The paper introduces thinned quantile shares, a refinement of quantile shares, and proves that for a universal constant c>0, the c-thinned e^{-c}-quantile share is unconditionally universally feasible for fair division of indivisible goods, which is best possible. This is the first nontrivial share besides Feige's residual maximin share to achieve universal feasibility.
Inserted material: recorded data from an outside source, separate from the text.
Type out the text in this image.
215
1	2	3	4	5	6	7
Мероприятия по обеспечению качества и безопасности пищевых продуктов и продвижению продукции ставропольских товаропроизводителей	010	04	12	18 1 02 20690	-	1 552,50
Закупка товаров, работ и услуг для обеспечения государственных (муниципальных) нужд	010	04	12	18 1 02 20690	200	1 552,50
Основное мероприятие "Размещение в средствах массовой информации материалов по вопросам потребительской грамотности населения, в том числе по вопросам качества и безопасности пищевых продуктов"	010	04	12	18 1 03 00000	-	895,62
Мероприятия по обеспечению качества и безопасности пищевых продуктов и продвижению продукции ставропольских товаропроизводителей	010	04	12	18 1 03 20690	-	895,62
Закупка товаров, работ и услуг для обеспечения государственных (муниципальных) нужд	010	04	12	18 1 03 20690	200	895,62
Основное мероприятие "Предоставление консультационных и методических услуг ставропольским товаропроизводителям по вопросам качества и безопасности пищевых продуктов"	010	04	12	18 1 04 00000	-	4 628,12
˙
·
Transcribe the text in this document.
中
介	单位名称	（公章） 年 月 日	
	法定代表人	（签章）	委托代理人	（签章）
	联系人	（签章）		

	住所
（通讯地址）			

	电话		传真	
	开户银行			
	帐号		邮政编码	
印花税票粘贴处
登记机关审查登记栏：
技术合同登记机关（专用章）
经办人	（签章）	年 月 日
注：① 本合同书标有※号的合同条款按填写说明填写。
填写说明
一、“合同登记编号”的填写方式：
Quantile shares, introduced by Babichenko, Feldman, Holzman, and Narayan [STOC 2024], offer an ordinal, self-maximizing, and interpretable benchmark for fair division of indivisible goods, but their universal feasibility is known only conditional on the rainbow Erdős matching conjecture (EMC). Specifically, Babichenko et al. showed that assuming the rainbow EMC in the near-perfect matching regime, the $(1/2e)$-quantile share is universally feasible. In contrast, a simple argument shows that the $q$-quantile share can be infeasible for any $q > 1/e$. We introduce a one-parameter refinement of quantile shares, the $c$-thinned quantile share, obtained by thinning the inclusion probability in the random benchmark bundle by a factor of $c$ for a fixed constant $c\in(0,1]$. Our main result is that there exists a universal constant $c >0$ for which the $c$-thinned $e^{-c}$-quantile share is unconditionally universally feasible; this is best possible in the sense that for any $c \in (0,1]$, the $c$-thinned $q$-quantile share can be infeasible for any $q > e^{-c}$. Prior to this work, the only nontrivial share known to be universally feasible was Feige's residual maximin share. The thinning viewpoint also lets us remove the factor-two loss in the conditional result for the original quantile share: assuming the rainbow EMC, the $(1/e)$-quantile share is universally feasible.